O filme apresenta o desamparo que um trabalhador sem registro trabalhista formal e direitos, tem que enfrentar. Também salienta como isso pode gerar diversas problemáticas sociais e psicológicas. Embora conscientize sobre os perigos da ausência de vínculos empregatícios, assim como em Os Estagiários, a obra leva o espectador a romantizar o trabalho não remunerado.

Embora apresente as mazelas vividas por trabalhadores desamparados, o filme legitimiza a meritocracia ao mostrar que, com trabalho árduo e excessivo, o protagonista ascende social e economicamente [Imagem: Reprodução/The movie database]

O desgosto pelo trabalho

Trainspotting – Sem Limites (Trainspotting, 1996) mostra o outro lado da moeda. Alheios à sociedade trabalhista, o filme expõe a rotina e os pensamentos de Mark Renton (Ewan McGregor) e sua trupe. O famoso monólogo de Renton no início do filme traz à tona a alienação da sociedade em possuir prestígio social e coisas materiais.

“Escolha uma vida. Escolha um emprego. Escolha uma carreira. Escolha uma família. Escolha a porra de uma TV grande. Escolha máquinas de lavar, carros, CD players e abridores de lata elétricos.”

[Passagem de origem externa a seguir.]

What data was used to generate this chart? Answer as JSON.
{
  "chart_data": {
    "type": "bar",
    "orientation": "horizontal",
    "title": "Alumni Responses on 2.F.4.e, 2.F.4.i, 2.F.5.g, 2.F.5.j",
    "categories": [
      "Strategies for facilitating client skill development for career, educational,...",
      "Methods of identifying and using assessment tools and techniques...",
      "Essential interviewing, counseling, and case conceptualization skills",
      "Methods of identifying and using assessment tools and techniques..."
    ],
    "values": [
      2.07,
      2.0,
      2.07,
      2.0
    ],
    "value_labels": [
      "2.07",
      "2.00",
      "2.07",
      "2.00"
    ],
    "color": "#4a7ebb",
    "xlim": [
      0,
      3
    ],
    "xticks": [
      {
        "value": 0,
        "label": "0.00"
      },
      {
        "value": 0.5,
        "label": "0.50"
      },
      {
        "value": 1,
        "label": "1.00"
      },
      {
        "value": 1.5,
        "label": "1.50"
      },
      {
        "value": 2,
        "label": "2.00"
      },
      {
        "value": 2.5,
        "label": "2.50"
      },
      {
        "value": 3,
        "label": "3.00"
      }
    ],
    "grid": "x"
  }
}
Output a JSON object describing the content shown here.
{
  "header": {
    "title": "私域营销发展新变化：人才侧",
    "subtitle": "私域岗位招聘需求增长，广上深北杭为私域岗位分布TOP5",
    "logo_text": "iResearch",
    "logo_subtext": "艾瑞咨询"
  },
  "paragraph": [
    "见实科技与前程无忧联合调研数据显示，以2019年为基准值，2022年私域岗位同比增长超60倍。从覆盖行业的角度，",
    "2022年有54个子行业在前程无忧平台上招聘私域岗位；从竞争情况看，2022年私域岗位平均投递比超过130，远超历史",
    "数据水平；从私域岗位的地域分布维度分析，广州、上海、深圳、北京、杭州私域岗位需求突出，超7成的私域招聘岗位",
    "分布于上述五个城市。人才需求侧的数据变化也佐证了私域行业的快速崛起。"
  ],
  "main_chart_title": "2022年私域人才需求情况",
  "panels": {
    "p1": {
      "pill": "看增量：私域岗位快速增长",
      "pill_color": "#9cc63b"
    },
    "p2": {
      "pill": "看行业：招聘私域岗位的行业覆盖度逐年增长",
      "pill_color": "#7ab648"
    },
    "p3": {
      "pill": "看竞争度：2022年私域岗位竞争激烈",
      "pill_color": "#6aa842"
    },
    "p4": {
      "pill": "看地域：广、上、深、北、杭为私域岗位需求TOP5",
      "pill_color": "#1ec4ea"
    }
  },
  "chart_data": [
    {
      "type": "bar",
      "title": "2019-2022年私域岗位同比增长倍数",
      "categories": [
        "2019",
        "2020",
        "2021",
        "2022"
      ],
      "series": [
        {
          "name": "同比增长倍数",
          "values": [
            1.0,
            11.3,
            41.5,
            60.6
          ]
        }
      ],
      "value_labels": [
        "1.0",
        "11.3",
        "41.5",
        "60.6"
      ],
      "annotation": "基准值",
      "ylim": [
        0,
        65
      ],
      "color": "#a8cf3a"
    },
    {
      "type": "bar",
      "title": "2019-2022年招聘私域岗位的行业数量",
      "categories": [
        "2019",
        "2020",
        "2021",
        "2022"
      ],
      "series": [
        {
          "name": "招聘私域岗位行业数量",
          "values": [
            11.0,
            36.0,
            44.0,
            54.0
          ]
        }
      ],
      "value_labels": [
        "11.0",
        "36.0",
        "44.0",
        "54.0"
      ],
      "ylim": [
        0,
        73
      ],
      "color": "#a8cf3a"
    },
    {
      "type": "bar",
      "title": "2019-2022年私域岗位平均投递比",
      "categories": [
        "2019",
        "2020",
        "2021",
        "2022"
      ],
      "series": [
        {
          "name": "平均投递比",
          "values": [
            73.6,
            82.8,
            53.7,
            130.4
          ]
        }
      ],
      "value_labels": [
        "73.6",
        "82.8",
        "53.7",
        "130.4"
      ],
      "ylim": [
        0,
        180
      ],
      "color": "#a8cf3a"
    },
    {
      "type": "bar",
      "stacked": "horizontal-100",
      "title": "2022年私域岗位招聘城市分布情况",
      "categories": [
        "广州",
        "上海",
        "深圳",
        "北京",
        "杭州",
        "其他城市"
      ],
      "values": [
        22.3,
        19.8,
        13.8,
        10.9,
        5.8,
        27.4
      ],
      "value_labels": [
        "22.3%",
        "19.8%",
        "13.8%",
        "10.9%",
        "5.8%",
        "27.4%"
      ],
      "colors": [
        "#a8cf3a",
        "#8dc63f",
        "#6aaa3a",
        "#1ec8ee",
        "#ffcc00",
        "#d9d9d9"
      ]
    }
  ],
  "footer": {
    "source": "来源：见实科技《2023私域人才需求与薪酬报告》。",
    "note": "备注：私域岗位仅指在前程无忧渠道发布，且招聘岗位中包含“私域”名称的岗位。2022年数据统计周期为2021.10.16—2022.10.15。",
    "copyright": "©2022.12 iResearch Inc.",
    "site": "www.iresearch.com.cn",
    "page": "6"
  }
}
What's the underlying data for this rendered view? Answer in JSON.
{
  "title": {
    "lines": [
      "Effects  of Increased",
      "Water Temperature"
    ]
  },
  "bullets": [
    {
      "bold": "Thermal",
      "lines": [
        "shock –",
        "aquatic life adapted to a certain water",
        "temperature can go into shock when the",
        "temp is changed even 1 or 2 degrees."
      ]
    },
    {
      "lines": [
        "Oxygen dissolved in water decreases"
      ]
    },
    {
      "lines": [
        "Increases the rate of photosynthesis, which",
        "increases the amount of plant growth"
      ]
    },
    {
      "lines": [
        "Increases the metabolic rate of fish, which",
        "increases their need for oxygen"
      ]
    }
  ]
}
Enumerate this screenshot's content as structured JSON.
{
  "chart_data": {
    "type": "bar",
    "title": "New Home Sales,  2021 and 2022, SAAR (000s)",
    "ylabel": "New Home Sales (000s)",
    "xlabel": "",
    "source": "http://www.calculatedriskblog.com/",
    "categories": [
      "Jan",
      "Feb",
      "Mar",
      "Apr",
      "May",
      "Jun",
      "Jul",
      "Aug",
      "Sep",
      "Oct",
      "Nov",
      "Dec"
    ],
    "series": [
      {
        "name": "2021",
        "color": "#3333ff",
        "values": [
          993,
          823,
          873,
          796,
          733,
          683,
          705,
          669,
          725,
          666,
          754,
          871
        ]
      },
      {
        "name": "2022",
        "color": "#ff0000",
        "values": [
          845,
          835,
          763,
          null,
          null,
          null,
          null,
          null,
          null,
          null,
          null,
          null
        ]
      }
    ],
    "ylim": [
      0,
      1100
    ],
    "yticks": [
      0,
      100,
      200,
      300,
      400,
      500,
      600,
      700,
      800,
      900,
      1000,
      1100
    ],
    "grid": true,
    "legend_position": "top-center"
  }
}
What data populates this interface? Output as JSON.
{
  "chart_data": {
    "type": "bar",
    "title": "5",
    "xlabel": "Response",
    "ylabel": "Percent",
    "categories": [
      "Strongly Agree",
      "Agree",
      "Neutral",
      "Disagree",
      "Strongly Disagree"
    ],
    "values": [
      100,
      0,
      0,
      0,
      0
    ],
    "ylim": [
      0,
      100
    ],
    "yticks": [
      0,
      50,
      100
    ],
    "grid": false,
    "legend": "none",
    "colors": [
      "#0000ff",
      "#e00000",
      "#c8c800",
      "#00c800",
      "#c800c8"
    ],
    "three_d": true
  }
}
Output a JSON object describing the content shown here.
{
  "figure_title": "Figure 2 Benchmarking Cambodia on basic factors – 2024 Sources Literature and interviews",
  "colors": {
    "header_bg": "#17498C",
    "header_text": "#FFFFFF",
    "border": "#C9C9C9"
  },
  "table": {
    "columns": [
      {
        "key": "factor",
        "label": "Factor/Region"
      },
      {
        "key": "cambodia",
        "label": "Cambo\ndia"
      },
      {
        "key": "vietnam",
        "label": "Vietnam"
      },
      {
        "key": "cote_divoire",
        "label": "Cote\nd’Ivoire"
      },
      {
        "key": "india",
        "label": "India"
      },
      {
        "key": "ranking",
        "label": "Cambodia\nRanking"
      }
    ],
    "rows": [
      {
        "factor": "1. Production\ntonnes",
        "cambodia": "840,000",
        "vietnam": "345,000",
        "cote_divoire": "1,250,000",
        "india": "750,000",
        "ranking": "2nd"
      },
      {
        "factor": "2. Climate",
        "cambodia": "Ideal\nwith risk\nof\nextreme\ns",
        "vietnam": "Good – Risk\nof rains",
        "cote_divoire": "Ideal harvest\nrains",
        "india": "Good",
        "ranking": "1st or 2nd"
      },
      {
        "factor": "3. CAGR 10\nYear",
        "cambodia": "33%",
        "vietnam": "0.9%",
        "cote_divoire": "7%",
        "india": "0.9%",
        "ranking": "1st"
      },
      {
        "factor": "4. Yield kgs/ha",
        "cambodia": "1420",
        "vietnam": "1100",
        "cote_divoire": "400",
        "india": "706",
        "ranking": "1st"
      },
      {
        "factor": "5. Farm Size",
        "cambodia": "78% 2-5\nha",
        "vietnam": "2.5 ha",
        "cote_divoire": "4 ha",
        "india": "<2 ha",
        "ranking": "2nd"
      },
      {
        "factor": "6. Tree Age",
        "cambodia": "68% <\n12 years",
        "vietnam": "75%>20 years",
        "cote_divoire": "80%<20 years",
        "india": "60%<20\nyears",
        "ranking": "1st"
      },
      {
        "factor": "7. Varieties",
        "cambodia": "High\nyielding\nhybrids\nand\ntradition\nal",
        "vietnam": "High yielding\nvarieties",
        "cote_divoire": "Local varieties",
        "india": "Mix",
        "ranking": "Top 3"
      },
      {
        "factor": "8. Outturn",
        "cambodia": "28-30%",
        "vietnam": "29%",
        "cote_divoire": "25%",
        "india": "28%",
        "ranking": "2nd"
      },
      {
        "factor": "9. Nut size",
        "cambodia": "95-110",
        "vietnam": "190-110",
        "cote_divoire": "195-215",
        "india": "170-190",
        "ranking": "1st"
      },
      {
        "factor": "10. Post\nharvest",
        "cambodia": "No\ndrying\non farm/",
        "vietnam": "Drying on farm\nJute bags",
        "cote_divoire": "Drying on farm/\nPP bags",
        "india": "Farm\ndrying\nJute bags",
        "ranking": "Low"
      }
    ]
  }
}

Mark Renton em Trainspotting – Sem Limites

A obra expõe as problemáticas da exploração trabalhista de uma sociedade neoliberal em esgotamento para os indivíduos de baixa renda, como era o caso da Escócia na época que o filme se passa  — como afirma Amaury Garcia dos Santos Neto no artigo Violência e escapismo como lazer para os desvalidos em Trainspotting e Cola de Irvine Welsh. Filho de operário, o jovem se mostra sem perspectivas de crescimento pessoal, social e, sobretudo, trabalhista.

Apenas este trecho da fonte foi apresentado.